More than 9 million Americans have been diagnosed with gout, an inflammatory form of arthritis that often causes sudden pain in the big toe (as well as other joints) thanks to a buildup of uric acid crystals. Although not everyone who has a gout attack will experience future episodes, many patients do — especially if the levels of uric acid in their bloodstream remain elevated. 

To prevent future gout attacks, as well as additional pain and potential disability, doctors sometimes recommend taking a prophylactic medication to people with gout to keep uric acid levels low. Yet only about one-third of gout patients are using this type of treatment, according to a new study published in the journal Arthritis & Rheumatology.

The study, which included data on nearly 5,500 participants in the National Health and Nutrition Examination Study (NHANES), determined that gout rates have leveled off and remained stable over the past decade. (Earlier, from the 1960s to 1990s, U.S. gout rates more than doubled. They continued rising until 2007-2008 and seem to have leveled off around the same time that obesity rates began to plateau.) 

That might sound like good news, but high levels of uric acid (hyperuricemia) have also remained stable. If more patients were treated with uric acid-lowering medication, the percent of people with hyperuricemia should have decreased.

How much of a problem is this? It depends who you ask and what a patient’s individual risk factors are. While uric acid-lowering drugs like allopurinol (Zyloprim or Aloprim), febuxostat (Uloric), and probenecid (Benemid) can prevent gout from worsening, they also have the potential to cause side effects — some of which may be quite serious.

There’s also a different of opinion between major medical organizations.

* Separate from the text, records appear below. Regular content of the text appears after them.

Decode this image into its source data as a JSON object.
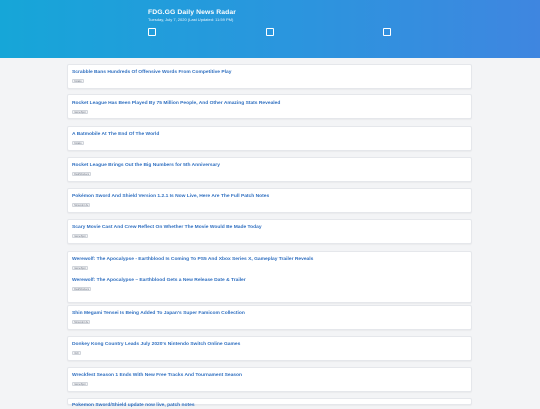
{
  "header": {
    "title": "FDG.GG Daily News Radar",
    "date": "Tuesday, July 7, 2020 (Last Updated: 11:59 PM)"
  },
  "articles": [
    {
      "title": "Scrabble Bans Hundreds Of Offensive Words From Competitive Play",
      "source": "Kotaku"
    },
    {
      "title": "Rocket League Has Been Played By 75 Million People, And Other Amazing Stats Revealed",
      "source": "GameSpot"
    },
    {
      "title": "A Batmobile At The End Of The World",
      "source": "Kotaku"
    },
    {
      "title": "Rocket League Brings Out the Big Numbers for 5th Anniversary",
      "source": "DualShockers"
    },
    {
      "title": "Pokémon Sword And Shield Version 1.2.1 Is Now Live, Here Are The Full Patch Notes",
      "source": "Nintendo Life"
    },
    {
      "title": "Scary Movie Cast And Crew Reflect On Whether The Movie Would Be Made Today",
      "source": "GameSpot"
    },
    {
      "title": "Werewolf: The Apocalypse - Earthblood Is Coming To PS5 And Xbox Series X, Gameplay Trailer Reveals",
      "source": "GameSpot"
    },
    {
      "title": "Werewolf: The Apocalypse – Earthblood Gets a New Release Date & Trailer",
      "source": "DualShockers"
    },
    {
      "title": "Shin Megami Tensei Is Being Added To Japan's Super Famicom Collection",
      "source": "Nintendo Life"
    },
    {
      "title": "Donkey Kong Country Leads July 2020's Nintendo Switch Online Games",
      "source": "IGN"
    },
    {
      "title": "Wreckfest Season 1 Ends With New Free Tracks And Tournament Season",
      "source": "GameSpot"
    },
    {
      "title": "Pokemon Sword/Shield update now live, patch notes",
      "source": ""
    }
  ]
}
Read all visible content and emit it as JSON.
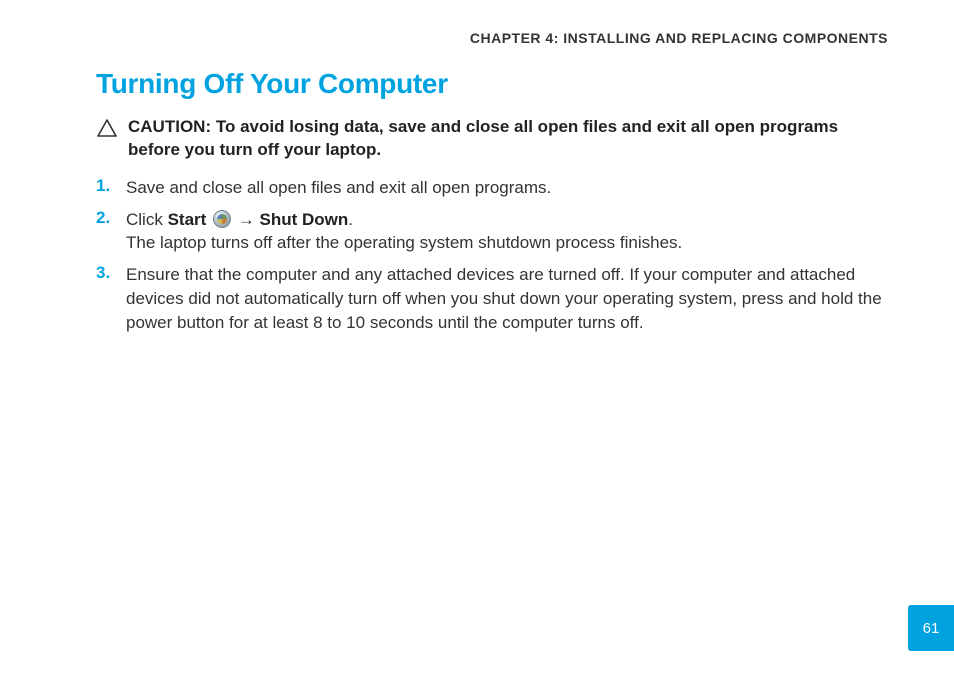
{
  "chapter_header": "CHAPTER 4: INSTALLING AND REPLACING COMPONENTS",
  "section_title": "Turning Off Your Computer",
  "caution": {
    "label": "CAUTION:",
    "text": "To avoid losing data, save and close all open files and exit all open programs before you turn off your laptop."
  },
  "steps": [
    {
      "num": "1.",
      "text": "Save and close all open files and exit all open programs."
    },
    {
      "num": "2.",
      "line1_prefix": "Click ",
      "line1_bold1": "Start",
      "line1_arrow": " → ",
      "line1_bold2": "Shut Down",
      "line1_suffix": ".",
      "line2": "The laptop turns off after the operating system shutdown process finishes."
    },
    {
      "num": "3.",
      "text": "Ensure that the computer and any attached devices are turned off. If your computer and attached devices did not automatically turn off when you shut down your operating system, press and hold the power button for at least 8 to 10 seconds until the computer turns off."
    }
  ],
  "page_number": "61"
}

The American College of Rheumatology currently recommends a treat-to-target approach, advising that gout patients who have uric acid levels above 6 mg/dL take preventive medication to lower uric acid levels. A study presented a few months ago at their annual conference seems to further support this strategy: It suggested that keeping uric acid levels low translates to a lower risk of premature death.

The American College of Physicians, however, disagrees with the treat-to-target approach. Their guidelines recommend againstthe long-term use of uric acid (urate) lowering drugs for patients after a first gout attack or for those who get gout attacks infrequently. For people with recurrent gout attacks, the organization “recommends that clinicians discuss benefits, harms, costs, and individual preferences with patients before initiating urate-lowering therapy.” 

The bottom line is that if you have gout and get attacks regularly, you should talk to your primary care doctor or rheumatologist about the best way to treat your specific condition. If your doctor doesn’t know how gout is affecting you, they can’t make the best treatment recommendations.